Birdenbire sonbahar geldi Roma'ya...
Saclarima sonbahar renklerinin golgelerini ekletmistim persembe gunu komur karasi tatli cay rengine daha fazla tahammul edemeyip... Yollarda savrulan yapraklarin sari, turuncu, tutun renkleriyle cok uyum icindeyim... Hava o kadar serin ki, evde kalsam, bir battaniyenin altina siginip, elimde sicacik demli, limonlu bir fincan cay, yarim yarim birakilmis kitaplarima gomulsem istiyorum...
"Istemek" cicegi, kralin bahcesinde bile acmaz diyor Italyan'lar...
Dogru soyluyorlar... Kalkiyorum, giyiniyorum, sonbaharin icine atiyorum kendimi...
Bu arada program degisikligimiz gecen haftaymis, kacirmisim sanirim... Onemli degil artik basinizin caresine bakmayi, akillica davranmayi, kendinizi kontrol etmeyi, cizgi disina ciktiginizda yapmaniz gerekenleri ogrendiniz sanirim...
Daha yolu cok uzun olanlari uyarmistim, kilo vermenin yavaslayacagi doneme giriyoruz diye... 2 haftamiz var benim hesaplarima gore... Simdi iki hafta suresince, baslangic diyetimize donecegiz ve vucudumuzu bir sure "denizde sirt ustu yatiyormusuz" duygusuna birakacagiz... Yani yuzmeyecegiz ama batmayacagiz da... Sakince gunesin gozbebeklerimize kapali gozlerimizin arasindan bile sizdigini hissedecegiz ve denizin kipirdanislarinin sesini dinleyecegiz...
Bu arada Gunes, kisa bir mektup yazmis...

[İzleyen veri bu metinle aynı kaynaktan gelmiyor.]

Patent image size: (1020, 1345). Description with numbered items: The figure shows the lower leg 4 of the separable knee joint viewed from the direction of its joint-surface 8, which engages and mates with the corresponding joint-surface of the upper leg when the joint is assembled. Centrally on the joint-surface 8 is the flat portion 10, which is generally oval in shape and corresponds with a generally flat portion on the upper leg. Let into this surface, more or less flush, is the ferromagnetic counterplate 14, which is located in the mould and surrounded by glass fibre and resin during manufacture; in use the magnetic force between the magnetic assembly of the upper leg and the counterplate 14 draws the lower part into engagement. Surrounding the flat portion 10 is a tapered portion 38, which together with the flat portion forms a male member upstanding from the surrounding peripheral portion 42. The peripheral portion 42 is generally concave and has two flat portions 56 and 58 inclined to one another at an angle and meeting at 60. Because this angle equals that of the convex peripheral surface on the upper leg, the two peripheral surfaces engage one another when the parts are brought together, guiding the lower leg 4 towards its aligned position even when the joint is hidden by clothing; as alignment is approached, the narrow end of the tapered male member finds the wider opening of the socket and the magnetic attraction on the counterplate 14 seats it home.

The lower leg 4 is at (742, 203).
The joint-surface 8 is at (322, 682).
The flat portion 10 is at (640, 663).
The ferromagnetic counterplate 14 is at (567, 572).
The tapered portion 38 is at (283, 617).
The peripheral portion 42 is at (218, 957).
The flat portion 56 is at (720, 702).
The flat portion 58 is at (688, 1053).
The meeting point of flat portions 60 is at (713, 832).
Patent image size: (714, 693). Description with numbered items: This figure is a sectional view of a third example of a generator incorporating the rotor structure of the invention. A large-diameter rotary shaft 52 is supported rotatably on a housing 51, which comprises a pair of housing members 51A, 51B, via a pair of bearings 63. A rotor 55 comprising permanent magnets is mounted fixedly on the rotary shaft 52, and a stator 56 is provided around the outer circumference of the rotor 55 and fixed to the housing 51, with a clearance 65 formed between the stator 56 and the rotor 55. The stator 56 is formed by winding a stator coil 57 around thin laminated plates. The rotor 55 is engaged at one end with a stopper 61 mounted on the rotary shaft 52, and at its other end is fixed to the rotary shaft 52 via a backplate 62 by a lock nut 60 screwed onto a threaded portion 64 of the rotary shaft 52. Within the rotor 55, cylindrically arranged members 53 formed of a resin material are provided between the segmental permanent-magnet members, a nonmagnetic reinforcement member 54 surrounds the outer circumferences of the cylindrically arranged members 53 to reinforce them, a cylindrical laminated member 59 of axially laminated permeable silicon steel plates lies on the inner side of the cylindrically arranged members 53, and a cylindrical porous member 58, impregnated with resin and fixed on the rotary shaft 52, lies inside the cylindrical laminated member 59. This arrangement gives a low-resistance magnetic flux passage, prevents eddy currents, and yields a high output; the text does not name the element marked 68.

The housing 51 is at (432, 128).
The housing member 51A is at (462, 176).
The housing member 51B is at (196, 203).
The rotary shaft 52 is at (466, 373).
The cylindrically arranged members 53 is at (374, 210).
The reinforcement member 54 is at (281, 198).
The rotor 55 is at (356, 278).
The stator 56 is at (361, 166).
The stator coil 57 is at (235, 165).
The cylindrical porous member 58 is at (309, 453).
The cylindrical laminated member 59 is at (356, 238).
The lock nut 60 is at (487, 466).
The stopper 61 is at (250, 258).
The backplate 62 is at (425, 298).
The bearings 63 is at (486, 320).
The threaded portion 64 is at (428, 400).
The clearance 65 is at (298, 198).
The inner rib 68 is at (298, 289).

Cok guzel ve onemli seyler soyluyor size... Mektup kisacik ama ici kitaplara sigdirilamayan onemli noktalarla dolu.. Cok hosuma gitti ve buraya aldim... Sadece istiyorum ki, "biz sismanlarin" diye baslayan cumleler kurmasin... Bir cogumuzun problemi ayni... zayif olup ta, cok kotu beslenen pek cok birey var... Oyle degil mi?
gunes'in yazdiklari uzerine dikkatle dusunun lutfen... Hepinize iyi haftalar...
----------------------------------------------------------------------------------------------
Merhabalar...
Ben tartılmıyorum artık. ama giydiklerimden, bedenimin görüntüsünden giderek zayıfladığımı izleyebiliyorum. daha uzun bir süre tartılmayacağım. acıkmadığım, programa da tam uyduğum için, henüz çok başlarda sayıldığım halde (4. hafta) haddim olmadan, Mehtap hanımdan da özür dileyerek naçizane deneyimlerimi paylaşmak istiyorum.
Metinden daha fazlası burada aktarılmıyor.